By Jan Harvey and Jessica Resnick-Ault
LONDON/NEW YORK (Reuters) - Gold and oil traded slightly lower as markets opened for the first time since Western powers launched a missile attack on Syria, but equities are unlikely to experience big losses unless the West strikes again or Russia retaliates.
"The news flow is actually better than what it looked like at one point during last week, as the strike was surgical, followed by a pullback. Reports show a lot of care was taken not to hit Russian targets, which is a good sign and the market should take heart from that," said Salman Ahmed, chief investment strategist at Lombard Odier investment managers in London, speaking before trading resumed.
Spot gold and major crude benchmarks eased slightly, as the market reacted to the military actions over the weekend. Treasuries also weakened, while equities rose.
Gold has benefited in recent days as a safe-haven asset amid a U.S.-China trade dispute and the escalating conflict in Syria, which also pushed oil above $70 a barrel because of concerns about a spike in Middle Eastern tensions.
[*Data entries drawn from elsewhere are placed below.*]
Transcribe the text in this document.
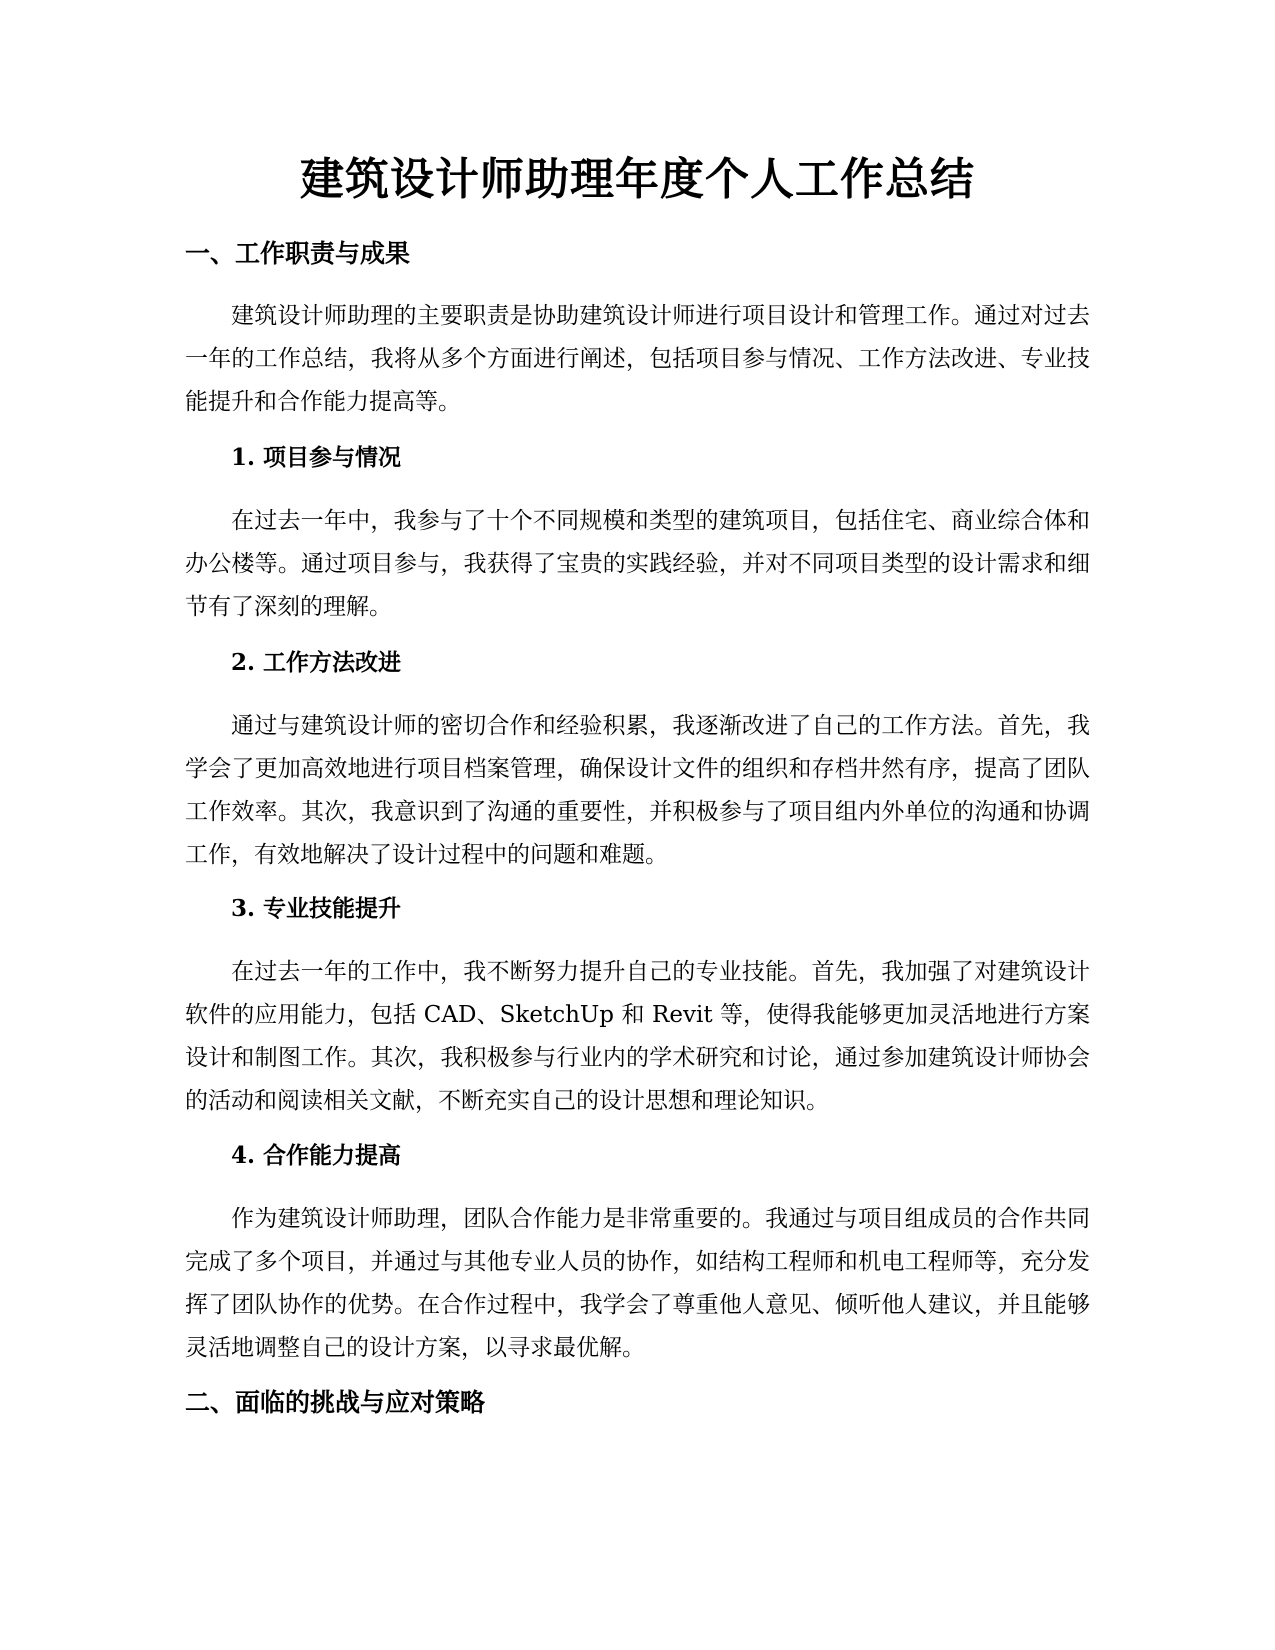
建筑设计师助理年度个人工作总结
一、工作职责与成果

建筑设计师助理的主要职责是协助建筑设计师进行项目设计和管理工作。通过对过去一年的工作总结，我将从多个方面进行阐述，包括项目参与情况、工作方法改进、专业技能提升和合作能力提高等。

1. 项目参与情况

在过去一年中，我参与了十个不同规模和类型的建筑项目，包括住宅、商业综合体和办公楼等。通过项目参与，我获得了宝贵的实践经验，并对不同项目类型的设计需求和细节有了深刻的理解。

2. 工作方法改进

通过与建筑设计师的密切合作和经验积累，我逐渐改进了自己的工作方法。首先，我学会了更加高效地进行项目档案管理，确保设计文件的组织和存档井然有序，提高了团队工作效率。其次，我意识到了沟通的重要性，并积极参与了项目组内外单位的沟通和协调工作，有效地解决了设计过程中的问题和难题。

3. 专业技能提升

在过去一年的工作中，我不断努力提升自己的专业技能。首先，我加强了对建筑设计软件的应用能力，包括 CAD、SketchUp 和 Revit 等，使得我能够更加灵活地进行方案设计和制图工作。其次，我积极参与行业内的学术研究和讨论，通过参加建筑设计师协会的活动和阅读相关文献，不断充实自己的设计思想和理论知识。

4. 合作能力提高

作为建筑设计师助理，团队合作能力是非常重要的。我通过与项目组成员的合作共同完成了多个项目，并通过与其他专业人员的协作，如结构工程师和机电工程师等，充分发挥了团队协作的优势。在合作过程中，我学会了尊重他人意见、倾听他人建议，并且能够灵活地调整自己的设计方案，以寻求最优解。

二、面临的挑战与应对策略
"It ended up being a very measured attack," said John Kilduff, a partner at Again Capital Management in New York. "The greater fears of the oil market of this spilling into a greater conflict that could involve Iran and Saudi Arabia has not and will not come to pass."
World stocks wobbled last week but still ended with the best weekly gain in over a month, as investors await potentially healthy U.S. company earnings.
Despite heightened geopolitical risks, the impact on so-called safe-haven assets has been short-lived and modest. While the yen rose initially on fears of a Syrian strike, it ended near seven-week lows to the dollar last week.
On Saturday, U.S., French and British missile attacks struck at the heart of Syria's chemical weapons program in retaliation for a suspected poison gas attack a week ago, although the assault appeared unlikely to halt Syrian President Bashar al-Assad's progress in the seven-year-old civil war.
(For map of Syrian strikes, see https://tmsnrt.rs/2EKgAMN)
The bombing, denounced by Damascus and its allies as an illegal act of aggression, was the biggest intervention by Western countries against Assad and his powerful ally Russia.
But the three countries said the strikes were limited to Syria's chemical weapons capabilities and not aimed at toppling Assad or intervening in the civil war.
Naeem Aslam, chief market analyst at Think Markets, said gold was poised to gain on Monday but the rally would not be very steep: "The focus will be on the counter-reaction from Russia."
Gold, often used as a store of value in times of political and economic uncertainty, could rally toward $1,400 per ounce after two consecutive weeks of gains.
"If we do break above $1,365, that next week we would be very bullish," said Aslam.
Tokyo will be the first major market to open on Monday and the yen will likely strengthen to the dollar, but not beyond 106.50, said Itsuo Toshima, market analyst at Toshima & Associates, adding that he did not expect stocks traders to make sharp moves.
"The first attack was within expectations and was already priced in the market. ... However, if there is a second round of strikes, that is not in line with expectations. So that should prompt a sharp risk-off move in markets," he added.
Frank Benzimra, head of global markets for Asia Pacific at Societe Generale Corporate and Investment Banking, said stocks would plunge only in case of new strikes by Western powers.
In case of such an escalation, oil would rally further, the yen would spike and Japan's domestic defensive stocks would outperform international stocks.
"For the stress on Asia equity markets to be sustainable, we would need to have oil prices spiking to such a level that fundamental concerns, i.e. higher inflation and risks on growth, return to the market," he said.
Amrita Sen from Energy Aspects said that despite Middle Eastern tensions and looming new U.S. sanctions on Iran, oil had outperformed most expectations this year and may have rallied too far too fast.
"We are likely to get a sell-off this week as the extent of the Syrian strikes have been muted and, in general, calmer nerves prevail in Washington," she said.
Oil traders had locked in long positions ahead of the weekend, in anticipation of potential strikes, sending both West Texas Intermediate (CLc1) and global benchmark Brent (LCOc1) crude futures to their highest since 2014.